The Christian owners of a Bloomsburg, PA, bridal shop will close their business because of a new anti-discrimination ordinance the owners say would require them to violate their faith.

This decision follows a constant barrage of threats via voice mail and social media for choosing not to help a lesbian with her wedding last summer.

"The members of our town council have made it known they will pass an ordinance soon. We have chosen to close rather than be forced to go against our faith," co-owner Victoria Miller of the W.W. Bridal Boutique explained on social media recently.

Pennsylvania has no statewide law prohibiting discrimination in public accommodations based on sexual orientation or gender identity.

The 36-year-old boutique has placed all of its merchandise on sale and will close its doors for good on March 30.

As CBN News has reported, the bridal shop's owners have been receiving threats continually since the incident last July.

The store reportedly provided the couple with a form to fill out that, among other things, included details about the wedding.
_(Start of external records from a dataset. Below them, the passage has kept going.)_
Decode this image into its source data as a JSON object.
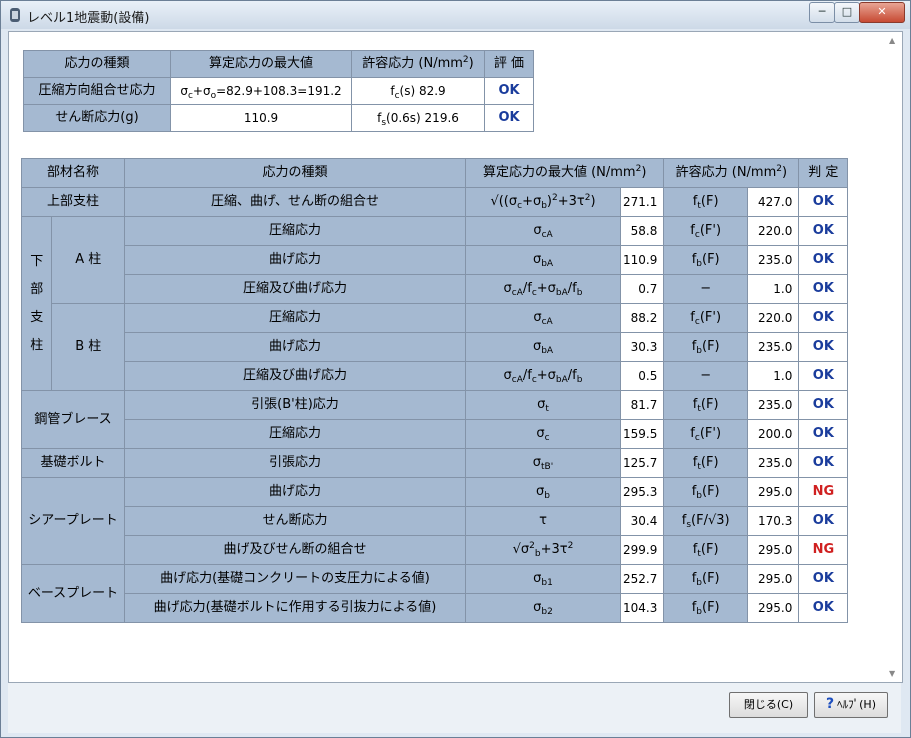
{
  "window": {
    "title": "レベル1地震動(設備)",
    "minimize": "─",
    "maximize": "□",
    "close": "✕"
  },
  "summary": {
    "headers": [
      "応力の種類",
      "算定応力の最大値",
      "許容応力 (N/mm²)",
      "評 価"
    ],
    "rows": [
      {
        "type": "圧縮方向組合せ応力",
        "max": "σc+σo=82.9+108.3=191.2",
        "allow": "fc(s) 82.9",
        "eval": "OK"
      },
      {
        "type": "せん断応力(g)",
        "max": "110.9",
        "allow": "fs(0.6s) 219.6",
        "eval": "OK"
      }
    ]
  },
  "detail": {
    "headers": [
      "部材名称",
      "応力の種類",
      "算定応力の最大値 (N/mm²)",
      "許容応力 (N/mm²)",
      "判 定"
    ],
    "rows": [
      {
        "member": "上部支柱",
        "type": "圧縮、曲げ、せん断の組合せ",
        "formula": "√((σc+σb)²+3τ²)",
        "max": "271.1",
        "allowSym": "ft(F)",
        "allow": "427.0",
        "judge": "OK"
      },
      {
        "member": "下部支柱",
        "sub": "A 柱",
        "type": "圧縮応力",
        "formula": "σcA",
        "max": "58.8",
        "allowSym": "fc(F')",
        "allow": "220.0",
        "judge": "OK"
      },
      {
        "type": "曲げ応力",
        "formula": "σbA",
        "max": "110.9",
        "allowSym": "fb(F)",
        "allow": "235.0",
        "judge": "OK"
      },
      {
        "type": "圧縮及び曲げ応力",
        "formula": "σcA/fc+σbA/fb",
        "max": "0.7",
        "allowSym": "−",
        "allow": "1.0",
        "judge": "OK"
      },
      {
        "sub": "B 柱",
        "type": "圧縮応力",
        "formula": "σcA",
        "max": "88.2",
        "allowSym": "fc(F')",
        "allow": "220.0",
        "judge": "OK"
      },
      {
        "type": "曲げ応力",
        "formula": "σbA",
        "max": "30.3",
        "allowSym": "fb(F)",
        "allow": "235.0",
        "judge": "OK"
      },
      {
        "type": "圧縮及び曲げ応力",
        "formula": "σcA/fc+σbA/fb",
        "max": "0.5",
        "allowSym": "−",
        "allow": "1.0",
        "judge": "OK"
      },
      {
        "member": "鋼管ブレース",
        "type": "引張(B'柱)応力",
        "formula": "σt",
        "max": "81.7",
        "allowSym": "ft(F)",
        "allow": "235.0",
        "judge": "OK"
      },
      {
        "type": "圧縮応力",
        "formula": "σc",
        "max": "159.5",
        "allowSym": "fc(F')",
        "allow": "200.0",
        "judge": "OK"
      },
      {
        "member": "基礎ボルト",
        "type": "引張応力",
        "formula": "σtB'",
        "max": "125.7",
        "allowSym": "ft(F)",
        "allow": "235.0",
        "judge": "OK"
      },
      {
        "member": "シアープレート",
        "type": "曲げ応力",
        "formula": "σb",
        "max": "295.3",
        "allowSym": "fb(F)",
        "allow": "295.0",
        "judge": "NG"
      },
      {
        "type": "せん断応力",
        "formula": "τ",
        "max": "30.4",
        "allowSym": "fs(F/√3)",
        "allow": "170.3",
        "judge": "OK"
      },
      {
        "type": "曲げ及びせん断の組合せ",
        "formula": "√σ²b+3τ²",
        "max": "299.9",
        "allowSym": "ft(F)",
        "allow": "295.0",
        "judge": "NG"
      },
      {
        "member": "ベースプレート",
        "type": "曲げ応力(基礎コンクリートの支圧力による値)",
        "formula": "σb1",
        "max": "252.7",
        "allowSym": "fb(F)",
        "allow": "295.0",
        "judge": "OK"
      },
      {
        "type": "曲げ応力(基礎ボルトに作用する引抜力による値)",
        "formula": "σb2",
        "max": "104.3",
        "allowSym": "fb(F)",
        "allow": "295.0",
        "judge": "OK"
      }
    ]
  },
  "buttons": {
    "close": "閉じる(C)",
    "help": "ﾍﾙﾌﾟ(H)"
  },
  "colors": {
    "header": "#a5b9d1",
    "ok": "#1a3c9c",
    "ng": "#d02020"
  }
}
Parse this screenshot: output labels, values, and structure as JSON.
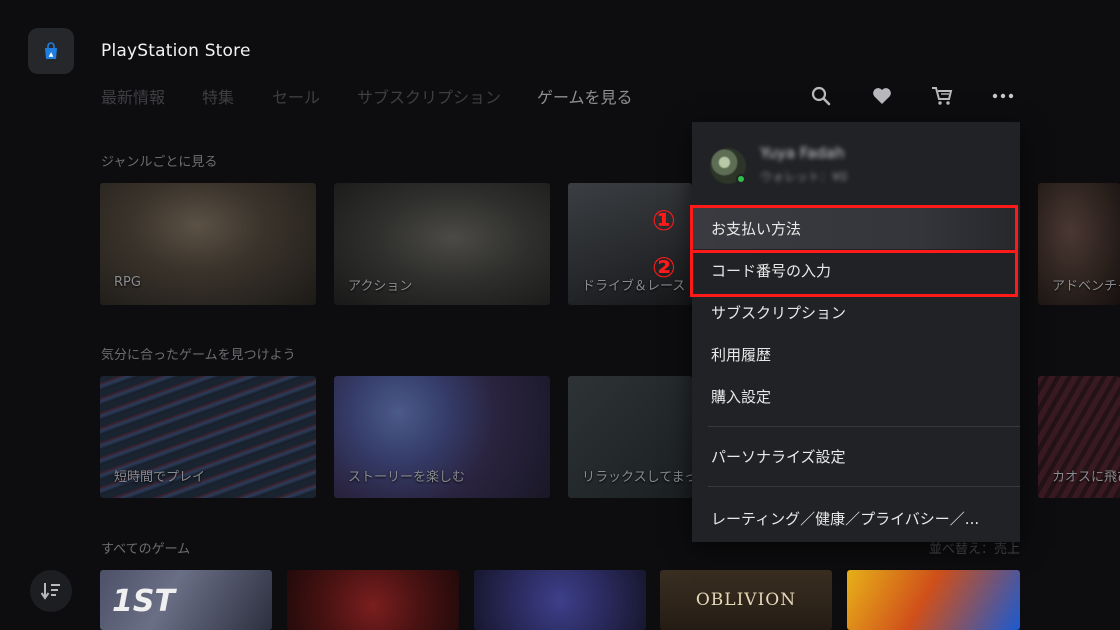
{
  "header": {
    "app_title": "PlayStation Store",
    "tabs": [
      {
        "label": "最新情報",
        "active": false
      },
      {
        "label": "特集",
        "active": false
      },
      {
        "label": "セール",
        "active": false
      },
      {
        "label": "サブスクリプション",
        "active": false
      },
      {
        "label": "ゲームを見る",
        "active": true
      }
    ],
    "icons": [
      "search-icon",
      "heart-icon",
      "cart-icon",
      "more-icon"
    ]
  },
  "sections": {
    "genre": {
      "label": "ジャンルごとに見る",
      "tiles": [
        "RPG",
        "アクション",
        "ドライブ＆レース",
        "アドベンチャー"
      ]
    },
    "mood": {
      "label": "気分に合ったゲームを見つけよう",
      "tiles": [
        "短時間でプレイ",
        "ストーリーを楽しむ",
        "リラックスしてまったり",
        "カオスに飛び込む"
      ]
    },
    "all_games": {
      "label": "すべてのゲーム",
      "sort_label": "並べ替え：売上",
      "tiles": [
        "1ST",
        "",
        "",
        "OBLIVION",
        ""
      ]
    }
  },
  "menu": {
    "user_name": "Yuya Fadah",
    "user_sub": "ウォレット：¥0",
    "items": [
      "お支払い方法",
      "コード番号の入力",
      "サブスクリプション",
      "利用履歴",
      "購入設定",
      "パーソナライズ設定",
      "レーティング／健康／プライバシー／..."
    ]
  },
  "annotations": {
    "markers": [
      "①",
      "②"
    ],
    "color": "#ff1a1a"
  },
  "colors": {
    "background": "#0d0d0f",
    "menu_bg": "#212226",
    "highlight": "#ff1a1a"
  }
}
The couple allegedly crossed out the word "groom" and wrote "bride" instead, indicating two brides.

READ: Hawaii Appeals Court Rules Against Christian B&B After Lesbians Sue

The customers were told the store could not accommodate their request for a dress for a same-sex wedding. The owners explained that same-sex marriage is a violation of God's law and that providing a dress for such an event would force the owners to betray their religious beliefs.

The couple used social media to discuss how they were denied service and tagged W.W. Bridal in the post.

In defense of their actions, Miller told the Huffington Post where the shop draws the line.

"We have provided formal wear for our customers from all walks of life, including the LGBTQ community. We have always served everyone with respect and dignity," the store's co-owner wrote in an email. "It is just this event, a same-sex marriage, which we cannot participate in due to our personal convictions."

"We simply ask that we be given the same ability to live our lives according to our convictions," Miller added.